As of mid-2016 the NCC’s KPIs were linked to a wide range of technical measurements, including metrics for call completion rates, answer seizure ratios, call setup and drop rates, post-dialling delays, bit error measurements, busy period channel congestion metrics, data and speech rates, and SMS-MMS incorrect feedback percentages. In addition to technical metrics, a handful of the commission’s KPIs measure customer service, including indicators related to customer satisfaction, the speed of problem resolution, billing integrity, customer care accessibility, the number and service speed of customer interface points, and recharge card performance.
In recent years the NCC has taken action against firms that fail to meet QoS standards. Between 2012 and 2015, for instance, the regulator issued a handful of fines, in the range of N10m ($31,600) to N800m ($2.5m), to the four major operators for a range of offences, including those related to a failure to carry out number porting requests, call drop rates and channel congestion issues. In October 2015 the NCC issued a N1.04trn ($3.3bn) fine to MTN – the largest ever issued by the regulator – citing the failure of the operator to disconnect more than 5m unregistered SIM cards from its mobile network. Since then, MTN has settled with the NCC for a reduced payment of N330bn ($1bn) (see overview).
Under the NCC’s 2015-20 Eight-Point Agenda, beefing up the government’s oversight regarding service quality and its ability to enforce QoS standards has become a priority. The second pillar of the eight-part plan involves “strengthening measures for QoS regulation through improved oversight internal controls and facilitation of active infrastructure sharing amongst telecoms operators in ways that will encourage seamless adoption of next-generation technologies and remove all barriers to smooth operations”, according to a press release put out by the commission in early 2016.
One way to tighten the state’s oversight of telecoms quality, according to a plan endorsed by ALTON and a wide range of other industry stakeholders in recent years, would be for the government to declare Nigeria’s communications networks “critical national infrastructure”, making it a criminal offence to vandalise telecoms sites and unlocking additional protections for the industry.

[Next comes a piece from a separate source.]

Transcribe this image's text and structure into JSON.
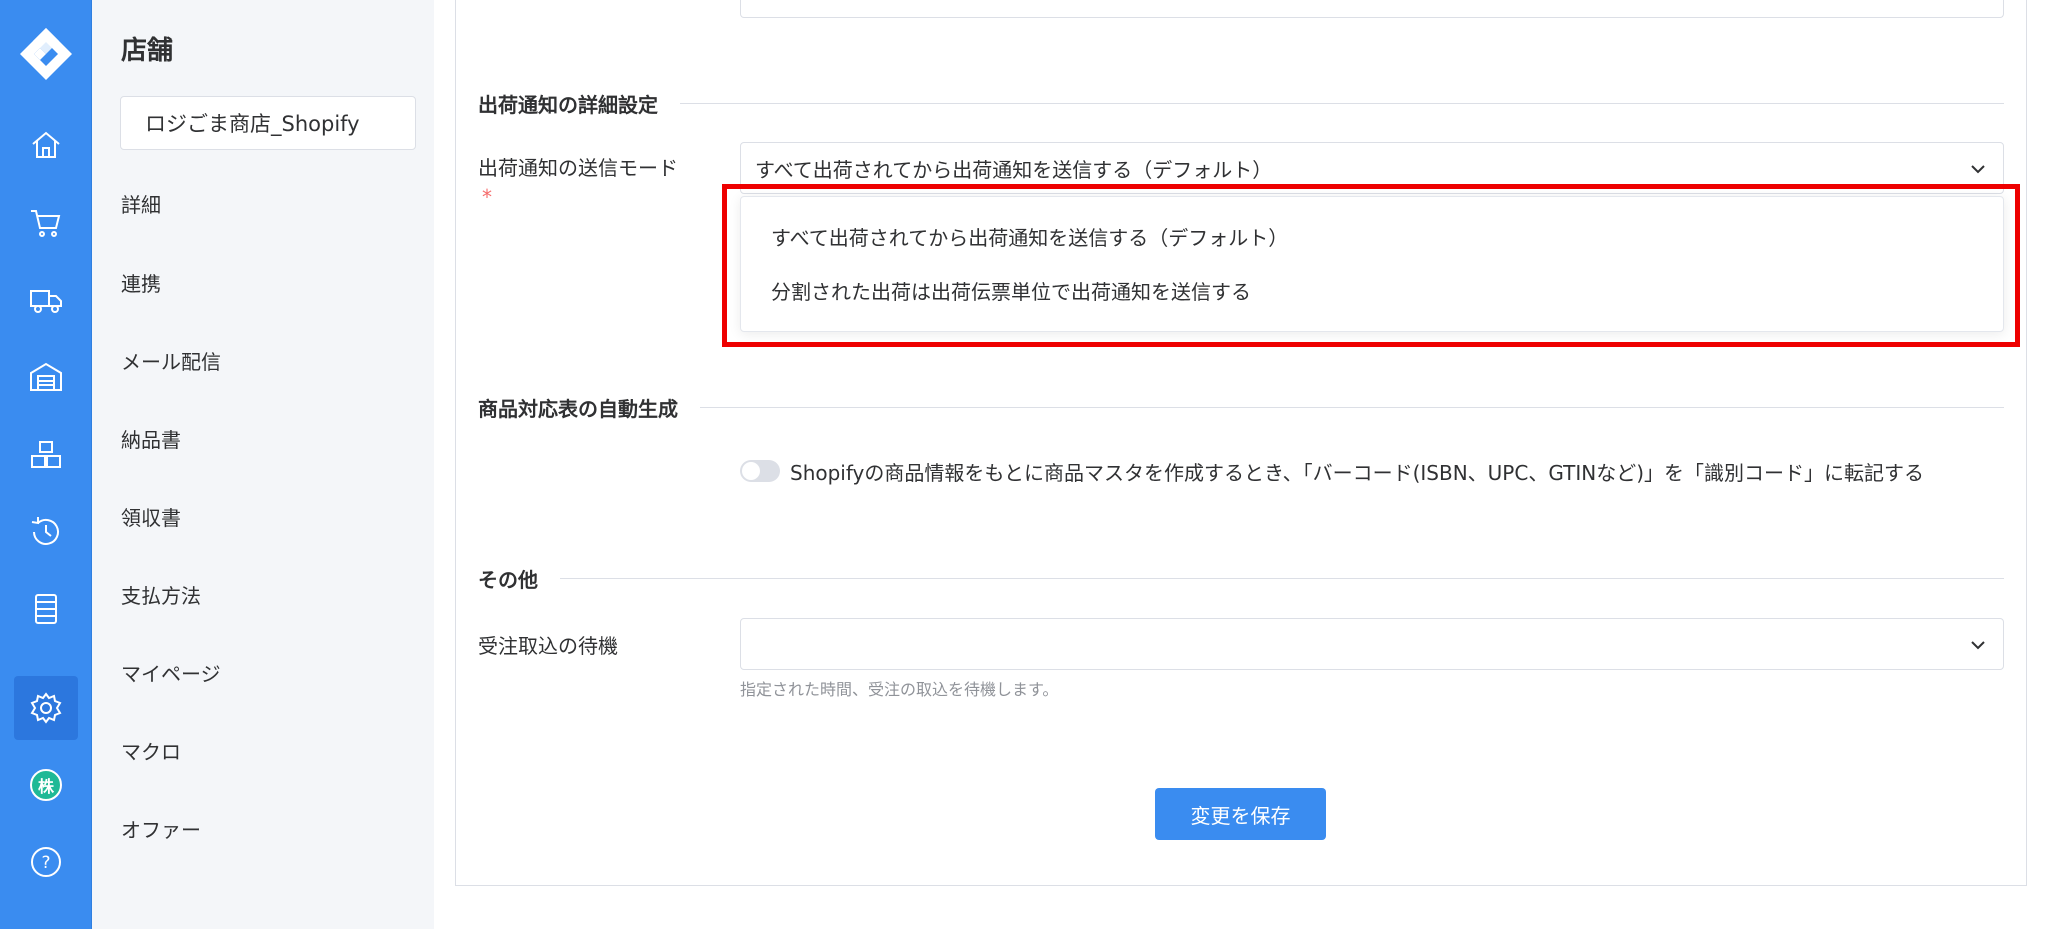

This recategorising of the country’s telecoms infrastructure is expected to move forward in the near future under a draft Telecoms National Infrastructure Bill, which has been in front of the National Assembly since 2015. In particular, by declaring telecoms sites critical infrastructure, the government would free up military resources to protect telecoms installations in dangerous areas. “Quite a number of our base station sites, exchanges and other critical equipment were destroyed by insurgents in the north-east of Nigeria...It has remained increasingly difficult to restore services in those areas,” Adebayo told local media in February 2016.